No entanto, três generais aposentados declararam nos últimos dias que não havia risco de uma intervenção militar e expressaram preocupação de que as Forças Armadas estivessem sendo indevidamente politizadas sob Bolsonaro, um ex-capitão expulso pelo Exército por insubordinação e por um suposto plano de atentado terrorista.
"A ideia de colocar as Forças Armadas no meio de uma disputa entre ramos do Estado, autoridades e interesses políticos está completamente fora de lugar", afirmou à agência Reuters Carlos dos Santos Cruz, general aposentado do Exército que serviu no gabinete no ano passado, até que ele brigou com os filhos de Bolsonaro.
"É uma falta de respeito pelas Forças Armadas", acrescentou à agência Reuters.
O próprio Bolsonaro insistiu em defender a Constituição do Brasil. Mas ele acusou os tribunais de abusar de sua autoridade e não fez nada para impedir que seus partidários mais fervorosos exigissem a intervenção militar. Seu filho, o deputado Eduardo Bolsonaro, disse recentemente que uma "ruptura" institucional era uma questão de tempo.

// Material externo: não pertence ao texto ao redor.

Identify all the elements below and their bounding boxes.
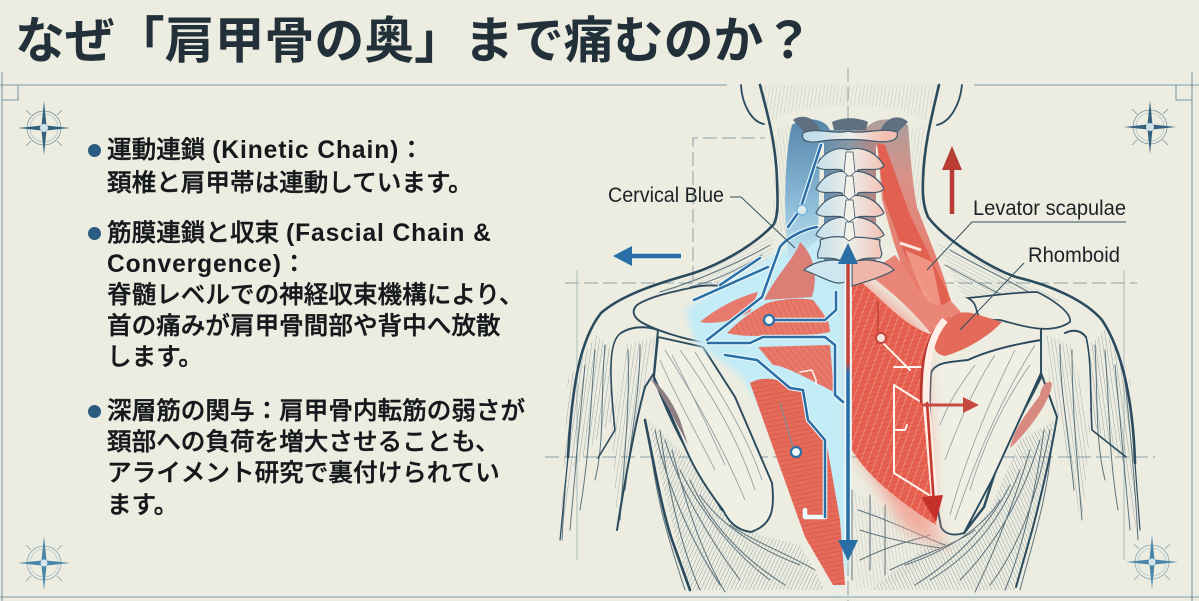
arrow: central double arrow bbox=[838, 243, 858, 561]
icon: compass top right bbox=[1124, 100, 1176, 154]
bullet: fascial chain and convergence: 脊髄レベルでの神経収束機構により、 bbox=[107, 282, 524, 309]
spinous processes bbox=[844, 152, 855, 241]
bullet: kinetic chain: 運動連鎖 (Kinetic Chain)： bbox=[107, 137, 424, 164]
neck muscles bbox=[785, 119, 951, 325]
label: Cervical Blue bbox=[608, 184, 795, 248]
bullet: kinetic chain bbox=[88, 136, 473, 197]
label: Cervical Blue: Cervical Blue bbox=[608, 184, 724, 207]
bullet: fascial chain and convergence: します。 bbox=[107, 344, 203, 371]
left rhomboid and trapezius muscles in red bbox=[700, 242, 845, 585]
bullet: deep muscle involvement: アライメント研究で裏付けられてい bbox=[107, 460, 500, 487]
bullet: deep muscle involvement: 頚部への負荷を増大させることも、 bbox=[107, 429, 500, 456]
right scapula bbox=[930, 340, 1041, 535]
bullet: deep muscle involvement bbox=[88, 398, 525, 519]
bullet: fascial chain and convergence: 筋膜連鎖と収束 (Fascial Chain & bbox=[107, 220, 492, 247]
bullet: kinetic chain: 頚椎と肩甲帯は連動しています。 bbox=[107, 170, 473, 197]
blue nerve lines bbox=[694, 145, 843, 517]
title: なぜ「肩甲骨の奥」まで痛むのか？ bbox=[15, 13, 813, 69]
left scapula bbox=[654, 337, 773, 532]
arrow: red pointing up bbox=[942, 146, 962, 214]
label: Rhomboid: Rhomboid bbox=[1028, 244, 1120, 267]
icon: compass bottom right bbox=[1126, 536, 1178, 588]
icon: compass top left bbox=[18, 101, 70, 155]
left clavicle bbox=[634, 285, 755, 342]
back and lat hatching bbox=[560, 330, 1138, 590]
spine backdrop bbox=[793, 117, 908, 265]
bullet: deep muscle involvement: ます。 bbox=[107, 492, 178, 519]
right clavicle bbox=[968, 292, 1070, 329]
cervical vertebrae bbox=[803, 130, 897, 286]
bullet: fascial chain and convergence bbox=[88, 220, 524, 371]
white and red circuit lines on right muscle bbox=[876, 302, 935, 495]
left blue fascia glow bbox=[685, 235, 848, 590]
right red glow bbox=[852, 270, 952, 550]
right muscles in red bbox=[650, 255, 1052, 525]
hand-drawn fibre strokes bbox=[562, 245, 1138, 592]
arrow: blue pointing left bbox=[613, 246, 681, 266]
icon: compass bottom left bbox=[18, 536, 70, 590]
scapula shading bbox=[660, 345, 1035, 520]
arrow: red pointing right bbox=[922, 397, 979, 413]
arrow: long red line down bbox=[921, 320, 945, 522]
bullet: fascial chain and convergence: Convergence)： bbox=[107, 251, 306, 278]
label: Rhomboid bbox=[960, 244, 1120, 330]
neck and trapezius skin hatching bbox=[640, 85, 1062, 320]
bullet: deep muscle involvement: 深層筋の関与：肩甲骨内転筋の弱さが bbox=[107, 398, 525, 425]
shoulder and arm outlines bbox=[560, 85, 1140, 590]
bullet: fascial chain and convergence: 首の痛みが肩甲骨間部や背中へ放散 bbox=[107, 313, 501, 340]
label: Levator scapulae: Levator scapulae bbox=[973, 197, 1126, 220]
label: Levator scapulae bbox=[927, 197, 1126, 270]
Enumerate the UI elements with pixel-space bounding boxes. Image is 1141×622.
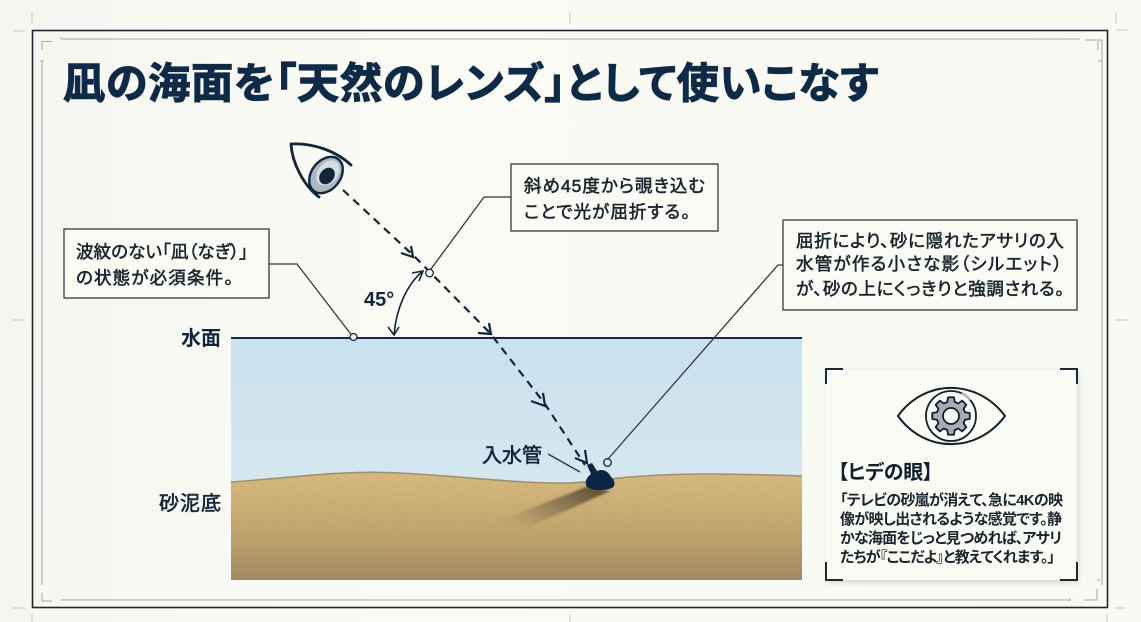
callout: siphon silhouette: が、砂の上にくっきりと強調される。: [796, 279, 1064, 299]
label: water surface: 水面: [181, 327, 221, 350]
callout: siphon silhouette: 水管が作る小さな影（シルエット）: [796, 254, 1062, 274]
callout: look in at 45 degrees: ことで光が屈折する。: [524, 202, 690, 222]
icon: clam siphon: [586, 463, 615, 490]
icon: viewing eye: [291, 144, 351, 200]
panel: Hide's eye: 「テレビの砂嵐が消えて、急に4Kの映: [840, 491, 1063, 509]
icon: eye with gear: [898, 388, 1005, 444]
title: 凪の海面を「天然のレンズ」として使いこなす: [63, 60, 878, 107]
label: sandy mud bottom: 砂泥底: [159, 492, 221, 515]
label: siphon: [482, 444, 580, 472]
water surface line: [231, 337, 802, 339]
panel: Hide's eye: かな海面をじっと見つめれば、アサリ: [840, 530, 1062, 547]
callout: calm condition: の状態が必須条件。: [76, 268, 233, 288]
callout: siphon silhouette: 屈折により、砂に隠れたアサリの入: [796, 231, 1064, 251]
callout: calm condition: 波紋のない「凪（なぎ）」: [76, 242, 248, 262]
arrow: dashed line of sight: [343, 190, 587, 465]
callout: siphon silhouette: [604, 220, 1077, 466]
angle marker: 45 degrees: [364, 271, 423, 335]
panel: Hide's eye: たちが『ここだよ』と教えてくれます。」: [840, 548, 1055, 566]
label: siphon: 入水管: [482, 444, 542, 467]
callout: look in at 45 degrees: [426, 164, 718, 277]
panel: Hide's eye: 【ヒデの眼】: [838, 460, 933, 484]
panel: Hide's eye: [826, 369, 1078, 582]
callout: calm condition: [64, 229, 357, 340]
water layer: [231, 338, 802, 488]
panel: Hide's eye: 像が映し出されるような感覚です。静: [840, 510, 1062, 528]
burrow shadow: [476, 487, 610, 530]
angle marker: 45 degrees: 45°: [364, 289, 394, 311]
callout: look in at 45 degrees: 斜め45度から覗き込む: [524, 176, 705, 196]
sand seabed: [231, 470, 802, 580]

As declarações seguiram uma decisão do Supremo Tribunal Federal (STF) de investigar uma suspeita de desinformação e rede de intimidação administrada pelos apoiadores do presidente nas mídias sociais que tiveram um grande papel em sua eleição de 2018. O inquérito pode levar o Tribunal Superior Eleitoral (TSE) a questionar sua vitória e potencialmente cassar a chapa.
As ameaças de ruptura democrática visam intimidar rivais, promotores e a Suprema Corte, segundo disse à agência Reuters o cientista político Christian Lynch. Mas os comandantes militares descartaram publicamente qualquer probabilidade de golpe
"O Supremo Tribunal Federal chamou o blefe de Bolsonaro", explicou Lynch, professor do Instituto de Estudos Sociais e Políticos da Universidade do Estado do Rio de Janeiro (UERJ). "Ele não tinha a carta do golpe. Ele estava blefando o tempo todo".
'Inconstitucional'
Para o general aposentado Roberto Peternelli, eleito para o Congresso em 2018 pelo mesmo partido que indicou Bolsonaro, o PSL, os militares simplesmente não obedeceriam a uma ordem presidencial para fechar o Congresso ou a Suprema Corte.
"As Forças Armadas respeitam totalmente a Constituição e essa ordem seria inconstitucional e ilegal", avaliou à agência Reuters o ex-militar, que comandava a frota de helicópteros do Exército brasileiro.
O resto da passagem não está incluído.